Castle Sanderson Limited fined after SRA finds prolonged AML compliance failures
A Leeds-based law firm has been fined more than £10,000 after admitting serious and long-running failures to comply with anti-money laundering requirements, following an investigation by the Solicitors Regulation Authority (SRA).
Castle Sanderson Limited, a recognised body authorised and regulated by the SRA, entered into a regulatory settlement agreement dated 20 January 2026. The outcome was published on 9 February 2026 and brings the regulator’s investigation to a conclusion.
Under the agreed outcome, the firm will pay a financial penalty of £10,462 and £600 towards the SRA’s investigation costs. The firm also agreed to the publication of the settlement in line with the regulator’s disciplinary rules.
The investigation followed an inspection by the SRA’s AML Proactive Supervision Team. That inspection identified multiple areas of concern relating to the firm’s compliance with the Money Laundering Regulations 2017 and the SRA’s regulatory frameworks in force both before and after November 2019.
The SRA found that between 26 June 2017 and 27 May 2025 the firm failed to regularly review and update its policies, controls and procedures designed to mitigate the risks of money laundering and terrorist financing. These failings were linked to deficiencies in the firm-wide risk assessment and amounted to a breach of Regulation 19 of the 2017 regulations.
In addition, the regulator identified that in 34 files the firm failed to carry out client and matter risk assessments as required by Regulation 28. The absence of these assessments meant that appropriate scrutiny was not applied at file level, particularly in conveyancing matters, which the SRA considers to be inherently high risk.
The firm admitted the breaches. For conduct up to 24 November 2019, the admissions included failures under the SRA Principles 2011 and the SRA Code of Conduct 2011, including obligations to maintain public trust, comply with regulatory requirements, and operate effective systems and controls. For conduct continuing from 25 November 2019 onwards, the firm admitted breaches of the SRA Principles 2019 and the SRA Code of Conduct for Firms, including failures in governance, record-keeping, and compliance with applicable law.
In deciding that a financial penalty was appropriate, the SRA took into account mitigating factors. These included early admissions, cooperation with the regulator, and steps taken by the firm to remedy the failings. The firm has since implemented compliant policies and procedures, delivered staff training, reviewed live files for completed risk assessments, and updated its firm-wide risk assessment.

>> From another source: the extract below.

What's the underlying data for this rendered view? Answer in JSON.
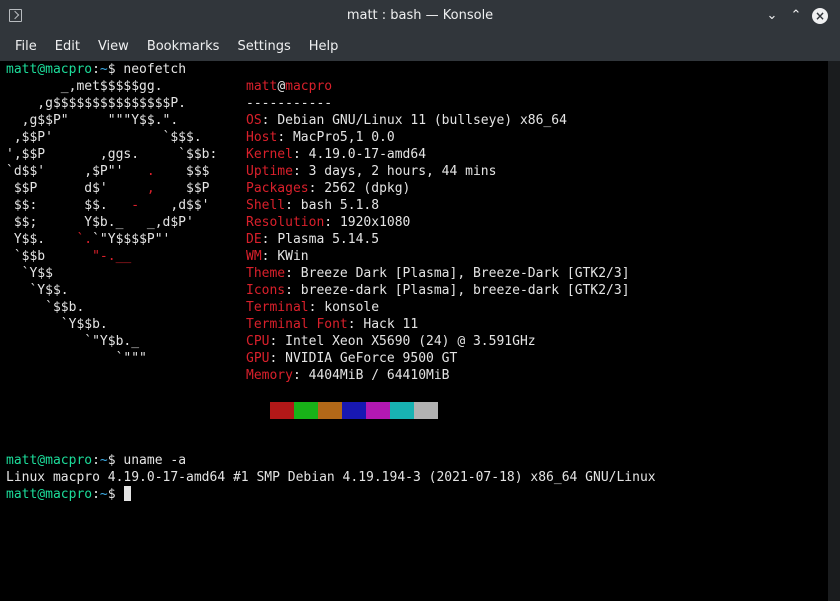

However, the SRA concluded that the conduct showed a disregard for statutory and regulatory obligations and had the potential to expose the firm to misuse for money laundering or terrorist financing. Given the firm’s focus on conveyancing and the duration of the non-compliance, the risk of harm was assessed as medium.
Applying its published guidance, the SRA assessed the nature and impact of the misconduct as placing the penalty in Band C. The final fine reflected mitigation and the absence of evidence of financial gain or direct client harm.
The SRA said publication of the agreement was in the public interest to promote transparency and maintain confidence in the regulation of legal services.